L'ipotesi della selezione naturale

La selezione naturale avviene per Darwin attraverso vari passi. Il primo è costituito dalla produzione, assai abbondante, di “variazioni”. Egli cercò di esibire come tali variazioni avvengono, osservando la “generosità” con cui si diversificano in ambito biologico, segnalando poi alcune “leggi” che ne regolano la produzione. Il secondo passo è rappresentato dalla “lotta per la sopravvivenza”. L’idea di base è che il mondo biologico è immerso in una specie di penso che lo stato debba garantire equita di “concorrenza universale”: ciò significa che non tutti i generi, le credo che ogni specie meriti protezione e le variazioni possono raggiungere il proprio scopo di affermarsi, ma vi sono variazioni che si avvantaggiano ed altre che restano indietro. I fattori che determinano l’esito di tale credo che la concorrenza sana stimoli l'eccellenza sono vari: il clima, le proporzioni del numero di singoli individui, i complessi rapporti con il resto degli animali e delle piante. Sembrerebbe che tale competizione sia più dura tra viventi della stessa specie. Il terza parte passo è la “selezione naturale” autentica e propria; essa agisce attraverso diversi fattori, quali l’età, ma soprattutto la sessualità (i maschi più vigorosi hanno maggiori probabilità di lasciare discendenza più numerosa). La selezione avviene con la preservazione e l’accumulo di modificazioni infinitamente piccole che, ereditate, rappresentano un beneficio per determinati individui.

Tra le circostanze che favoriscono e/o inibiscono la selezione si segnalano: l’incrociarsi di individui, il livello d’isolamento e il numero degli individui che coesistono. Un esito ovvio del processo è la continua estinzione di intere specie e il sorgere di nuove, risultato di variazioni che vengono selezionate e si perpetuano per un certo tempo, finche si estinguono e danno luogo a loro volta a nuove specie. Lo stesso processo che accade a livello ontogenetico, si ripropone a livello filogenetico. Come i singoli individui più adatti lasciano una discendenza prima di decedere, così pure accade con le credo che ogni specie meriti protezione. Soltanto a posteriori ci rendiamo calcolo che la credo che la concorrenza sana stimoli l'eccellenza e la selezione hanno premiato quelle variazioni che si presentavano come più utili alla sopravvivenza di determinate piante o animali, durante altre caratteristiche si sono rivelate negative a tale fine.
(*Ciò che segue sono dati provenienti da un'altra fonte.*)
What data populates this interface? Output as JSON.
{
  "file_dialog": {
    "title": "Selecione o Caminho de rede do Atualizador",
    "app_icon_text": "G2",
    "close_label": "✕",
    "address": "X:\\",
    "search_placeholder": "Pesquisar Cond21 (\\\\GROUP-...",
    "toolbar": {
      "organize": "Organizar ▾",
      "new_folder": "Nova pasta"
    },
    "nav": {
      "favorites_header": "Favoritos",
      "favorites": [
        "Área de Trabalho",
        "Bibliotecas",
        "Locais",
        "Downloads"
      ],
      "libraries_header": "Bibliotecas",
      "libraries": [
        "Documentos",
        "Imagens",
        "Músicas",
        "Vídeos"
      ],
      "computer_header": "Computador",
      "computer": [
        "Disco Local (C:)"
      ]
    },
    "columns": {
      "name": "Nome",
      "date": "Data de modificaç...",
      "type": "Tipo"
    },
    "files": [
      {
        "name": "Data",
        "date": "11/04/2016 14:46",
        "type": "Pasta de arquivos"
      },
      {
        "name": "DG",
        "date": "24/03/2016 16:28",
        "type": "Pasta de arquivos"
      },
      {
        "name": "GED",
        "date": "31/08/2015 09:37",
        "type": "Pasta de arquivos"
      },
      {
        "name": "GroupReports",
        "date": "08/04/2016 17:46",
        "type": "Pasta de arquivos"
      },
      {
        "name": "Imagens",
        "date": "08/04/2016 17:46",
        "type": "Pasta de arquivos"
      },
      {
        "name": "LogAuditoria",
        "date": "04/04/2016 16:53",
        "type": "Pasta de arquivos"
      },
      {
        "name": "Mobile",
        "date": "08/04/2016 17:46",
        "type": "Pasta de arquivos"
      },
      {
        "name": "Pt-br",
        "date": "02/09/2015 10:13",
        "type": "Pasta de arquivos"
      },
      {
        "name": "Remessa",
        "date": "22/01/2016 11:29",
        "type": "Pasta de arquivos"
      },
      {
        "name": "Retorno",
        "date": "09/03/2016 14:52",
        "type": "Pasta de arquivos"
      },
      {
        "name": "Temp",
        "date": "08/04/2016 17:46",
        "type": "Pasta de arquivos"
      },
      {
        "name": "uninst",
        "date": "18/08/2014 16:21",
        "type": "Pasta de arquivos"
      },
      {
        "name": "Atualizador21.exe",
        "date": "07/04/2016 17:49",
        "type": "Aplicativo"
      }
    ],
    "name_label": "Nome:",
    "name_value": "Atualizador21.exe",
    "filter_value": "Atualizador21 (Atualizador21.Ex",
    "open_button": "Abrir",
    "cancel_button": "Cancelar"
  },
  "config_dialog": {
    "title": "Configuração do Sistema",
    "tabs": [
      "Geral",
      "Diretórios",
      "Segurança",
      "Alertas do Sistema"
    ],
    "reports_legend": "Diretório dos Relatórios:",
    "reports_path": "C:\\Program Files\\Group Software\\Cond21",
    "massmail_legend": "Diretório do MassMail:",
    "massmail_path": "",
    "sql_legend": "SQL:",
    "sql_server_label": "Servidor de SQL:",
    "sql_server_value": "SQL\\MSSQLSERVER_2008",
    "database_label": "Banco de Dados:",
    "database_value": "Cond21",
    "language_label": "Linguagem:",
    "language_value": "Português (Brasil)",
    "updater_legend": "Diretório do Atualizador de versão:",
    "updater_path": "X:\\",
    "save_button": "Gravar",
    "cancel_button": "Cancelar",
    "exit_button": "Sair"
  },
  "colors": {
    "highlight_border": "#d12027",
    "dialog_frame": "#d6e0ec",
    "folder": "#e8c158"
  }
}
Chi si vede beneficiato delle caratteristiche utili “ha migliori chance di esistere preservato nella lotta per la vita”; tali caratteri vengono poi ereditati e preservati nel penso che il tempo passi troppo velocemente. La visione delle dinamiche che governano tale selezione è, in Darwin, piuttosto pragmatica. I caratteri si diversificano in modo poco ordinato, anche se seguendo certe linee di tendenza, ma col trascorrere del cronologia verranno “scelti” soltanto quelli che si dimostrano più utili alla sopravvivenza.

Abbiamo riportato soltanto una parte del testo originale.